Why does my cornbread fall apart when I cut it? ›

Cornmeal gives cornbread its classic color and flavor, but too much can make your bread crumbly. Try replacing a little bit of cornmeal with flour. The specific measurements will depend on how much cornmeal and flour is in your recipe, but you should try to have more flour than cornmeal in your batter.

Why isn't my cornbread moist? ›

Extra Butter: To keep the cornbread moist and buttery, unwrap one end of a stick of butter and run it over the top of the baked cornbread while it is still hot. The butter will seep into the bread, adding extra moistness and flavor.

Why use cast iron skillet for cornbread? ›

Why use a cast-iron skillet for cornbread? Cast iron can get really hot, is nonstick, and can go from stovetop to oven. It's really a must for cornbread with a crispy bottom!

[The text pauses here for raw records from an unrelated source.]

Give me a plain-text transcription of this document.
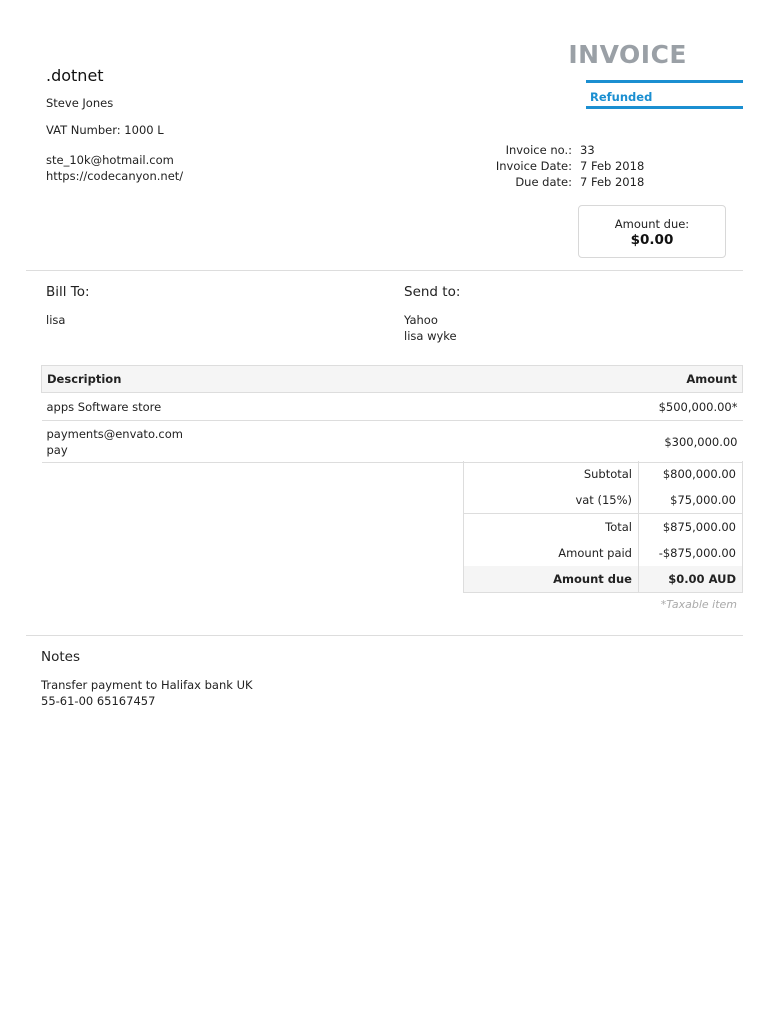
.dotnet
Steve Jones
VAT Number: 1000 L
ste_10k@hotmail.com
https://codecanyon.net/
INVOICE
Refunded
Invoice no.: 33
Invoice Date: 7 Feb 2018
Due date: 7 Feb 2018
Amount due:
$0.00
Bill To:
lisa
Send to:
Yahoo
lisa wyke
Description	Amount

apps Software store	$500,000.00*

payments@envato.com
pay	$300,000.00
Subtotal	$800,000.00
vat (15%)	$75,000.00
Total	$875,000.00
Amount paid	-$875,000.00
Amount due	$0.00 AUD
*Taxable item
Notes
Transfer payment to Halifax bank UK
55-61-00 65167457
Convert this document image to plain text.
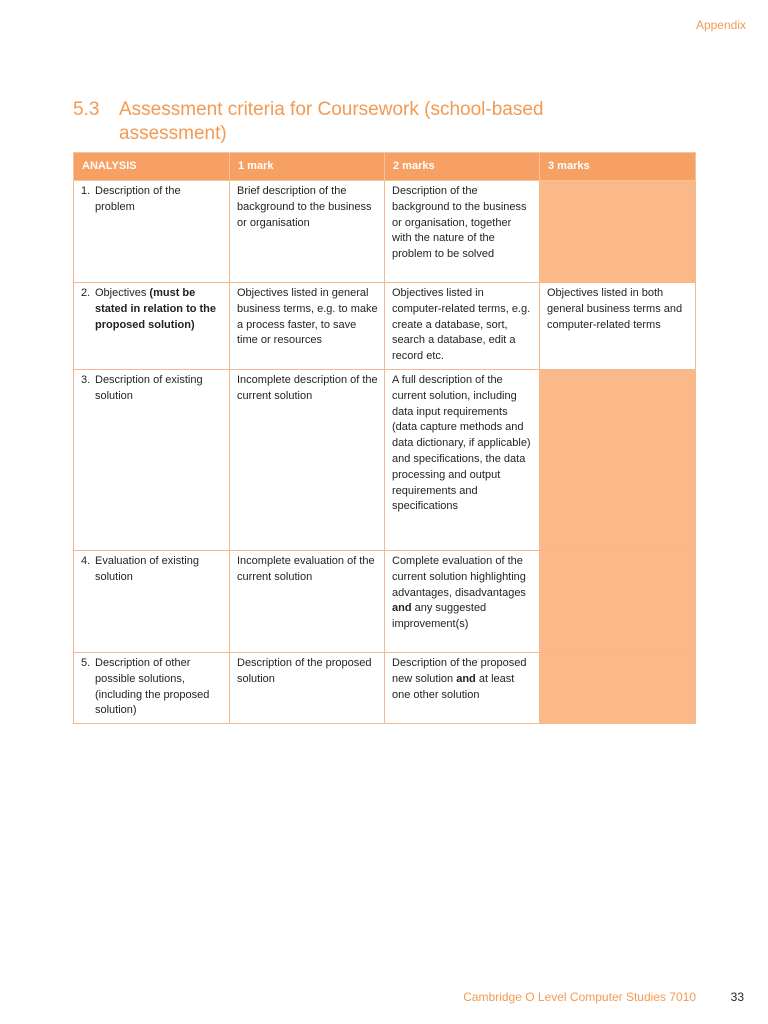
Appendix
5.3	Assessment criteria for Coursework (school-based assessment)
ANALYSIS	1 mark	2 marks	3 marks

1. Description of the problem	Brief description of the background to the business or organisation	Description of the background to the business or organisation, together with the nature of the problem to be solved	

2. Objectives (must be stated in relation to the proposed solution)	Objectives listed in general business terms, e.g. to make a process faster, to save time or resources	Objectives listed in computer-related terms, e.g. create a database, sort, search a database, edit a record etc.	Objectives listed in both general business terms and computer-related terms

3. Description of existing solution	Incomplete description of the current solution	A full description of the current solution, including data input requirements (data capture methods and data dictionary, if applicable) and specifications, the data processing and output requirements and specifications	

4. Evaluation of existing solution	Incomplete evaluation of the current solution	Complete evaluation of the current solution highlighting advantages, disadvantages and any suggested improvement(s)	

5. Description of other possible solutions, (including the proposed solution)	Description of the proposed solution	Description of the proposed new solution and at least one other solution	
Cambridge O Level Computer Studies 7010	33
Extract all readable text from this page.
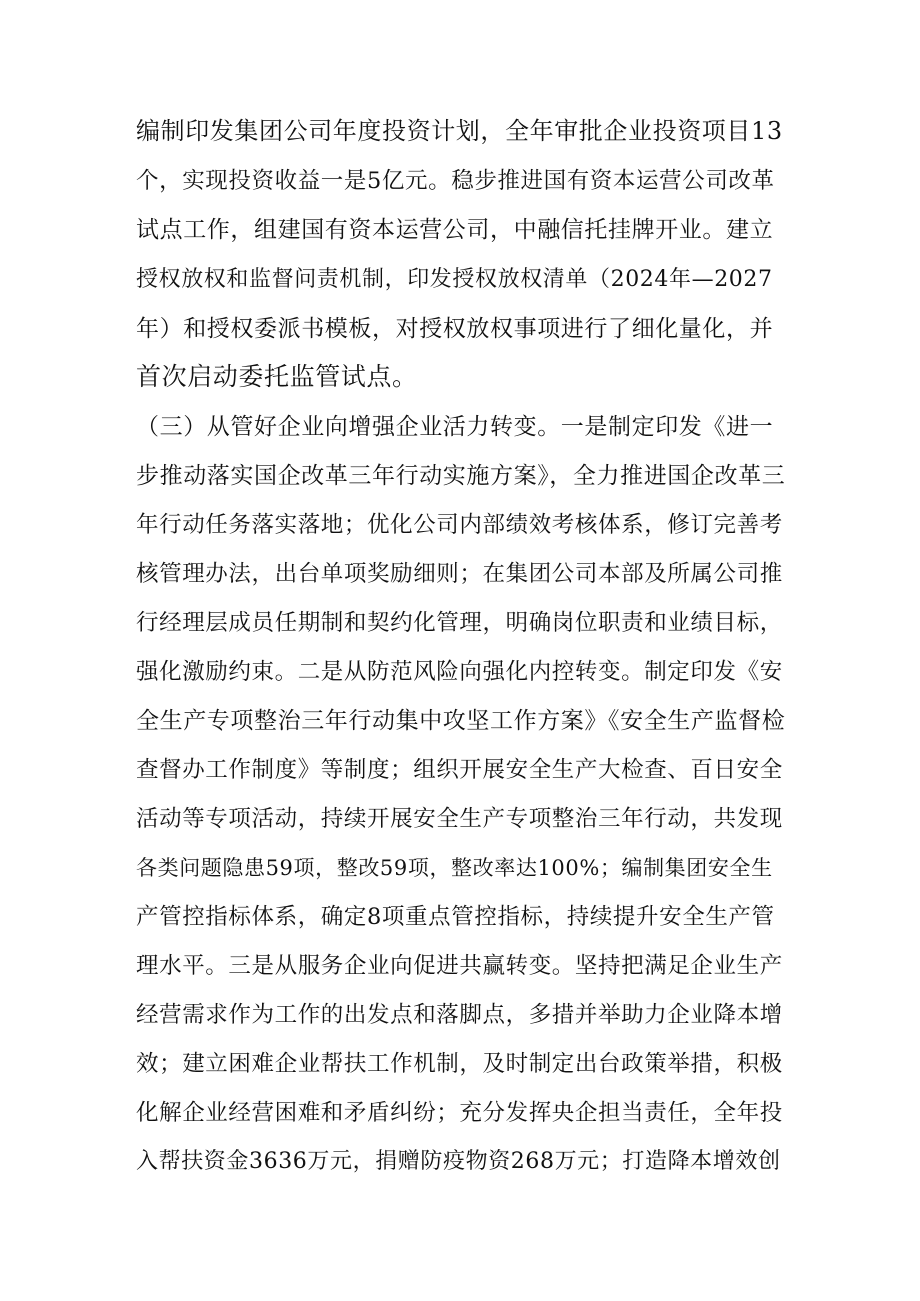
编制印发集团公司年度投资计划，全年审批企业投资项目13
个，实现投资收益一是5亿元。稳步推进国有资本运营公司改革
试点工作，组建国有资本运营公司，中融信托挂牌开业。建立
授权放权和监督问责机制，印发授权放权清单（2024年—2027
年）和授权委派书模板，对授权放权事项进行了细化量化，并
首次启动委托监管试点。
（三）从管好企业向增强企业活力转变。一是制定印发《进一
步推动落实国企改革三年行动实施方案》，全力推进国企改革三
年行动任务落实落地；优化公司内部绩效考核体系，修订完善考
核管理办法，出台单项奖励细则；在集团公司本部及所属公司推
行经理层成员任期制和契约化管理，明确岗位职责和业绩目标，
强化激励约束。二是从防范风险向强化内控转变。制定印发《安
全生产专项整治三年行动集中攻坚工作方案》《安全生产监督检
查督办工作制度》等制度；组织开展安全生产大检查、百日安全
活动等专项活动，持续开展安全生产专项整治三年行动，共发现
各类问题隐患59项，整改59项，整改率达100%；编制集团安全生
产管控指标体系，确定8项重点管控指标，持续提升安全生产管
理水平。三是从服务企业向促进共赢转变。坚持把满足企业生产
经营需求作为工作的出发点和落脚点，多措并举助力企业降本增
效；建立困难企业帮扶工作机制，及时制定出台政策举措，积极
化解企业经营困难和矛盾纠纷；充分发挥央企担当责任，全年投
入帮扶资金3636万元，捐赠防疫物资268万元；打造降本增效创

What can you use instead of a cast iron skillet for cornbread? ›

If you don't have a cast iron skillet, an ovenproof skillet, baking dish or even a pie dish will work. Just make sure you heat it up first in a hot oven before pouring on your batter. Alternatively, if using a cast iron skillet, heat your skillet on the stove to melt your butter.

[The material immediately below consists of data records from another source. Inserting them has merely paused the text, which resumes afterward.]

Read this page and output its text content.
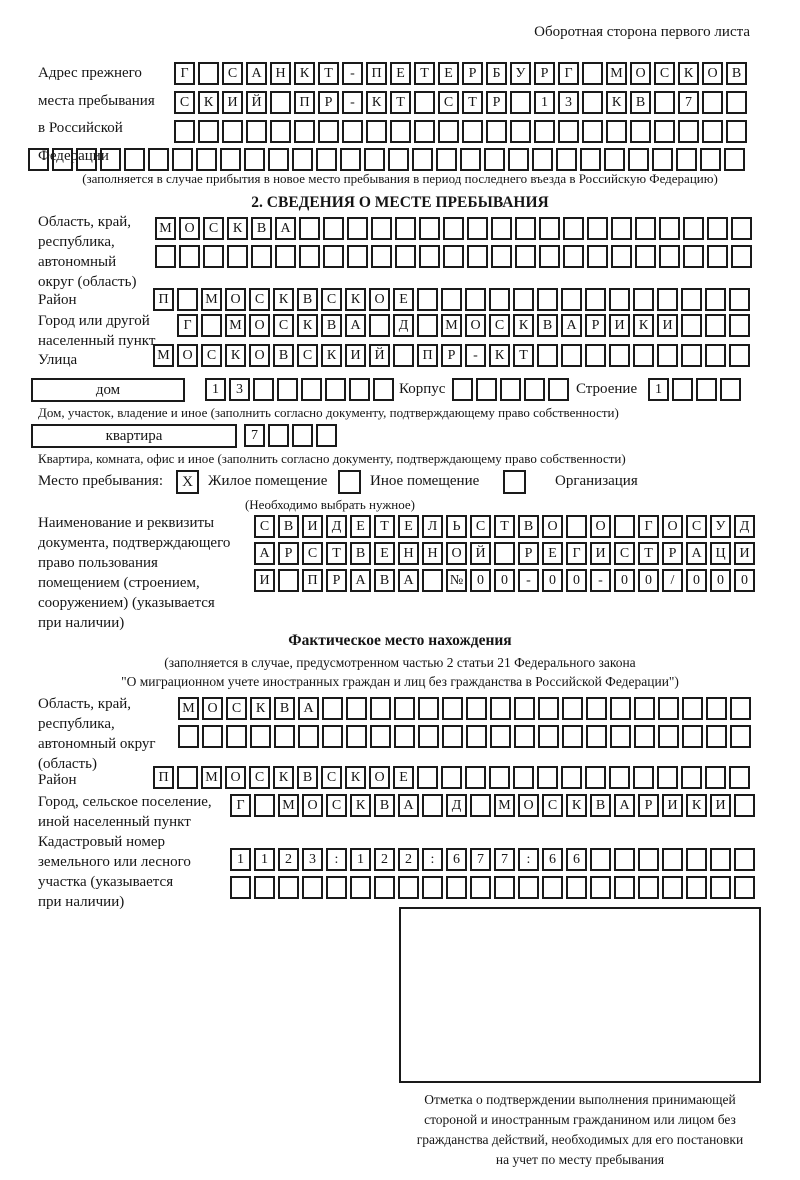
Оборотная сторона первого листа
Адрес прежнего
места пребывания
в Российской
Федерации
Г	С А Н К Т - П Е Т Е Р Б У Р Г	М О С К О В
С К И Й	П Р - К Т	С Т Р	1 3	К В	7
(заполняется в случае прибытия в новое место пребывания в период последнего въезда в Российскую Федерацию)
2. СВЕДЕНИЯ О МЕСТЕ ПРЕБЫВАНИЯ
Область, край,
республика,
автономный
округ (область)
М О С К В А
Район	П	М О С К В С К О Е
Город или другой
населенный пункт
Г	М О С К В А	Д	М О С К В А Р И К И
Улица	М О С К О В С К И Й	П Р - К Т
дом	1 3	Корпус	Строение	1
Дом, участок, владение и иное (заполнить согласно документу, подтверждающему право собственности)
квартира	7
Квартира, комната, офис и иное (заполнить согласно документу, подтверждающему право собственности)
Место пребывания:	X	Жилое помещение	Иное помещение	Организация
(Необходимо выбрать нужное)
Наименование и реквизиты
документа, подтверждающего
право пользования
помещением (строением,
сооружением) (указывается
при наличии)
С В И Д Е Т Е Л Ь С Т В О	О	Г О С У Д
А Р С Т В Е Н Н О Й	Р Е Г И С Т Р А Ц И
И	П Р А В А	№ 0 0 - 0 0 - 0 0 / 0 0 0
Фактическое место нахождения
(заполняется в случае, предусмотренном частью 2 статьи 21 Федерального закона
"О миграционном учете иностранных граждан и лиц без гражданства в Российской Федерации")
Область, край,
республика,
автономный округ
(область)
М О С К В А
Район	П	М О С К В С К О Е
Город, сельское поселение,
иной населенный пункт
Г	М О С К В А	Д	М О С К В А Р И К И
Кадастровый номер
земельного или лесного
участка (указывается
при наличии)
1 1 2 3 : 1 2 2 : 6 7 7 : 6 6
Отметка о подтверждении выполнения принимающей
стороной и иностранным гражданином или лицом без
гражданства действий, необходимых для его постановки
на учет по месту пребывания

How do you keep cornbread from sticking to the glass pan? ›

If glass, either line with parchment then oil the paper, or switch to metal and oil with a vegetable oil. You may also need to add some oil to the batter itself in addition to the above suggestions. I do this when making plain cornbread, don't seem to need it when making cheesy or jalapeno cornbread.

What type of pan is better to use in baking? ›

Aluminum (nonstick or not) is an excellent choice for baking pans. They're lightweight and conduct heat well for even baking, and results will be better than baking with a glass pan because of this. Pale or shiny metal pans, such as heavy-gauge aluminum, deliver a tender, delicate crust for breads and cookies.